“Choose a job you love and you will never work a day in your life.”
This quote has been attributed to Confucius, which I thought was pretty post-modern of him. He was a smart guy, but I think he had it all wrong.
I was pondering this quote on a day when I was doing things I loved. I slept in late, which is a true luxury; I read (while still in bed mind you!) a variety of articles and a section of a book I am truly enjoying, all the while drinking the my favorite elixir, coffee. After these lovely activities, I forced myself to be disciplined and get some things done. Things that admittedly, I don’t love doing as much as my early morning luxuries. When I turned my mind and heart to these other things, I noticed something: What I love doing, while enjoyable, has little lasting appeal. I couldn’t do it every day. In fact, I’m not sure I could do it two days in a row! Even if someone paid me to do it! There is no challenge, so satisfaction.
Well, that got me thinking about the above quote as career advice or even advice about choosing a college major.
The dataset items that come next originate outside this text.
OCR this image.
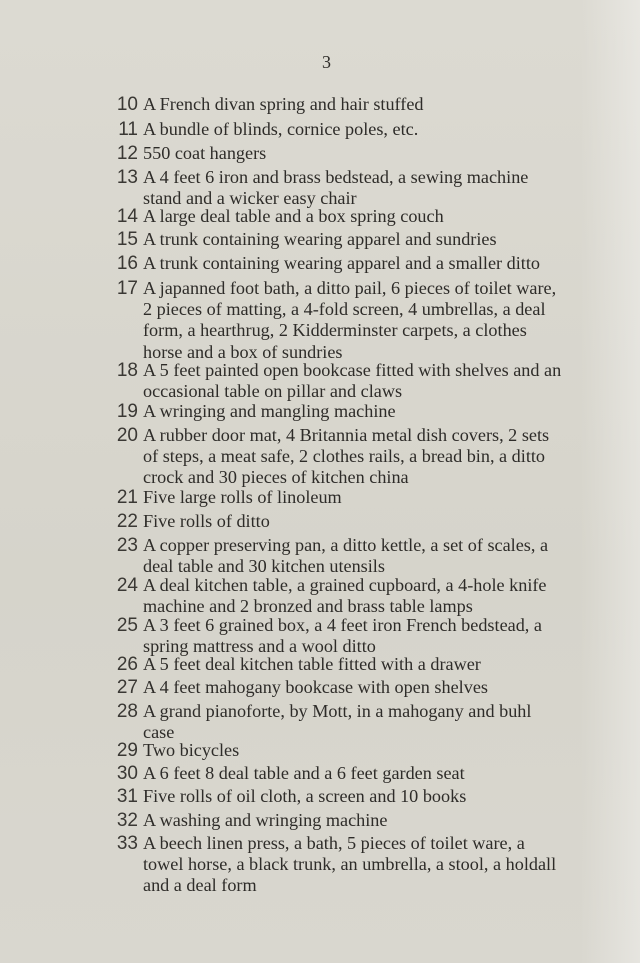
3
10 A French divan spring and hair stuffed
11 A bundle of blinds, cornice poles, etc.
12 550 coat hangers
13 A 4 feet 6 iron and brass bedstead, a sewing machine stand and a wicker easy chair
14 A large deal table and a box spring couch
15 A trunk containing wearing apparel and sundries
16 A trunk containing wearing apparel and a smaller ditto
17 A japanned foot bath, a ditto pail, 6 pieces of toilet ware, 2 pieces of matting, a 4-fold screen, 4 umbrellas, a deal form, a hearthrug, 2 Kidderminster carpets, a clothes horse and a box of sundries
18 A 5 feet painted open bookcase fitted with shelves and an occasional table on pillar and claws
19 A wringing and mangling machine
20 A rubber door mat, 4 Britannia metal dish covers, 2 sets of steps, a meat safe, 2 clothes rails, a bread bin, a ditto crock and 30 pieces of kitchen china
21 Five large rolls of linoleum
22 Five rolls of ditto
23 A copper preserving pan, a ditto kettle, a set of scales, a deal table and 30 kitchen utensils
24 A deal kitchen table, a grained cupboard, a 4-hole knife machine and 2 bronzed and brass table lamps
25 A 3 feet 6 grained box, a 4 feet iron French bedstead, a spring mattress and a wool ditto
26 A 5 feet deal kitchen table fitted with a drawer
27 A 4 feet mahogany bookcase with open shelves
28 A grand pianoforte, by Mott, in a mahogany and buhl case
29 Two bicycles
30 A 6 feet 8 deal table and a 6 feet garden seat
31 Five rolls of oil cloth, a screen and 10 books
32 A washing and wringing machine
33 A beech linen press, a bath, 5 pieces of toilet ware, a towel horse, a black trunk, an umbrella, a stool, a holdall and a deal form
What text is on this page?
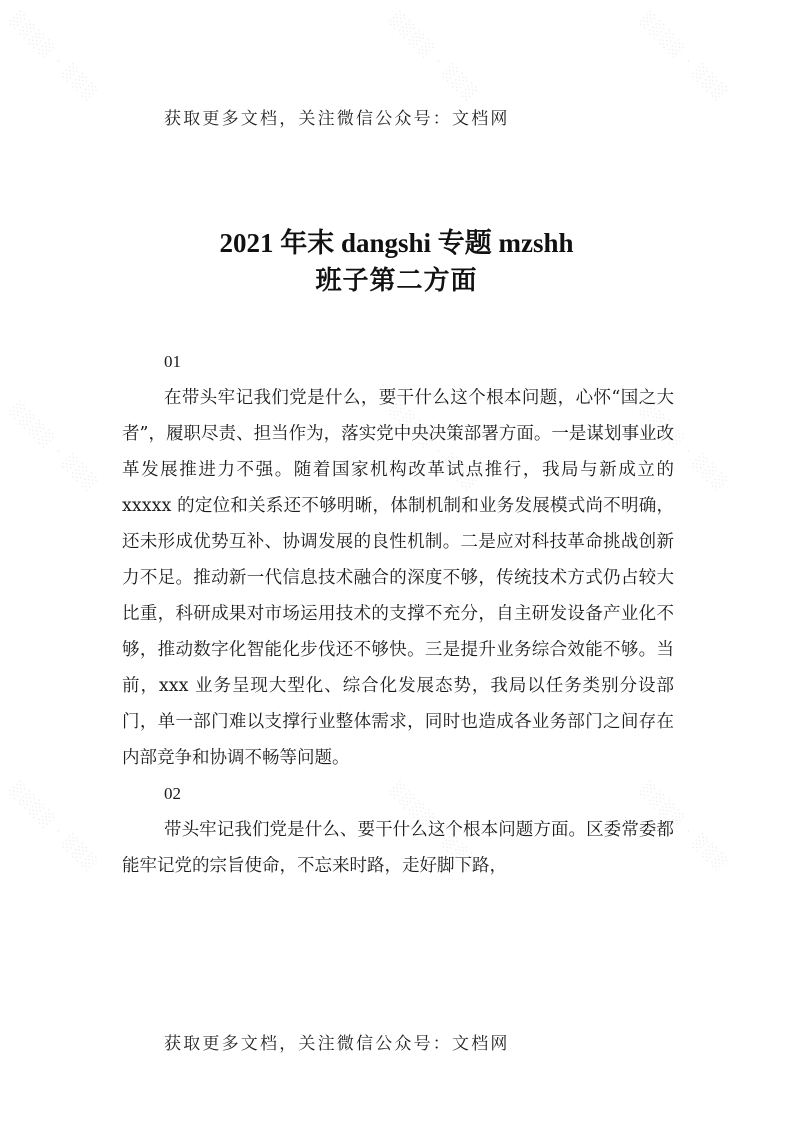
░░░░ · ░░░	░░░░ · ░░░	░░░░ · ░░░
░░░░ · ░░░	░░░░ · ░░░	░░░░ · ░░░
░░░░ · ░░░	░░░░ · ░░░	░░░░ · ░░░
获取更多文档，关注微信公众号：文档网
2021 年末 dangshi 专题 mzshh
班子第二方面

01

在带头牢记我们党是什么，要干什么这个根本问题，心怀“国之大者”，履职尽责、担当作为，落实党中央决策部署方面。一是谋划事业改革发展推进力不强。随着国家机构改革试点推行，我局与新成立的 xxxxx 的定位和关系还不够明晰，体制机制和业务发展模式尚不明确，还未形成优势互补、协调发展的良性机制。二是应对科技革命挑战创新力不足。推动新一代信息技术融合的深度不够，传统技术方式仍占较大比重，科研成果对市场运用技术的支撑不充分，自主研发设备产业化不够，推动数字化智能化步伐还不够快。三是提升业务综合效能不够。当前，xxx 业务呈现大型化、综合化发展态势，我局以任务类别分设部门，单一部门难以支撑行业整体需求，同时也造成各业务部门之间存在内部竞争和协调不畅等问题。

02

带头牢记我们党是什么、要干什么这个根本问题方面。区委常委都能牢记党的宗旨使命，不忘来时路，走好脚下路，

获取更多文档，关注微信公众号：文档网
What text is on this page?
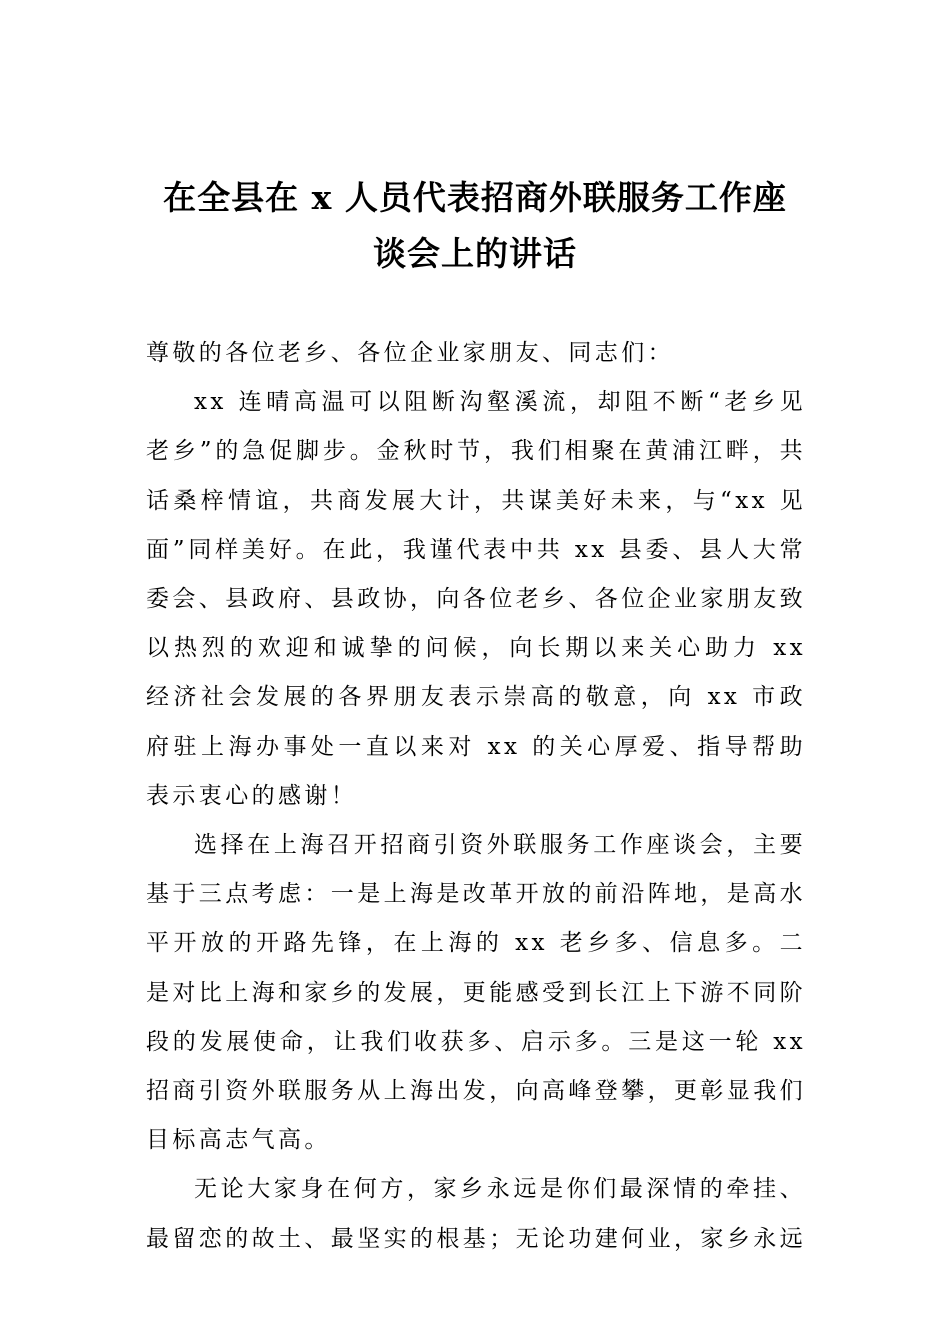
在全县在 x 人员代表招商外联服务工作座
谈会上的讲话

尊敬的各位老乡、各位企业家朋友、同志们：

xx 连晴高温可以阻断沟壑溪流，却阻不断“老乡见老乡”的急促脚步。金秋时节，我们相聚在黄浦江畔，共话桑梓情谊，共商发展大计，共谋美好未来，与“xx 见面”同样美好。在此，我谨代表中共 xx 县委、县人大常委会、县政府、县政协，向各位老乡、各位企业家朋友致以热烈的欢迎和诚挚的问候，向长期以来关心助力 xx 经济社会发展的各界朋友表示崇高的敬意，向 xx 市政府驻上海办事处一直以来对 xx 的关心厚爱、指导帮助表示衷心的感谢！

选择在上海召开招商引资外联服务工作座谈会，主要基于三点考虑：一是上海是改革开放的前沿阵地，是高水平开放的开路先锋，在上海的 xx 老乡多、信息多。二是对比上海和家乡的发展，更能感受到长江上下游不同阶段的发展使命，让我们收获多、启示多。三是这一轮 xx 招商引资外联服务从上海出发，向高峰登攀，更彰显我们目标高志气高。

无论大家身在何方，家乡永远是你们最深情的牵挂、最留恋的故土、最坚实的根基；无论功建何业，家乡永远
I talk to hundreds of students in a year about what they want to do when they grow up. (I also talk to about as many middle-aged parents about this same thing in their lives, but that’s a different story). In these conversations, one thing has become clear. People hate work. Look at your friends’ Facebook posts and you will read more about why they don’t want to do their job than why they do. Career coaches, consultants, advisors, mentors, and managers all report that dissatisfaction in one’s job is the number one reason for career change. Makes sense I guess. Most students I work with cannot imagine a life behind a desk, or in a cubicle, but the vast majority of them will end up there, and apparently will hate it.
Is it just me, or have we lost our way a bit? A favorite scripture verse of mine is Ecclesiastes 5:18. It is after Solomon reviews man working and gaining riches, which he calls “meaningless.”
“Then I realized that it is good and proper for a man to eat and drink, and to find satisfaction in his toilsome labor under the sun during the few days of life God has given him-for this is his lot.”
Here is the key idea: find satisfaction. Notice Solomon said that man’s labor would be toilsome, and under the sun. It doesn’t sound like fun to me, it sounds like WORK! How can you find satisfaction in toilsome labor? By growing up and looking for it! When I ask students, “Who is allowed to do whatever they want all day long?” they agree only newborn babies do. Everyone else has to grow up and do things they don’t want to do. Even people who do what they love, have to do what they don’t love sometimes. Who enjoys doing what they don’t love? People who can find satisfaction in doing it.
So, instead of searching for a job, or major, you LOVE, search for a job in which you can find satisfaction. There are many more of those available.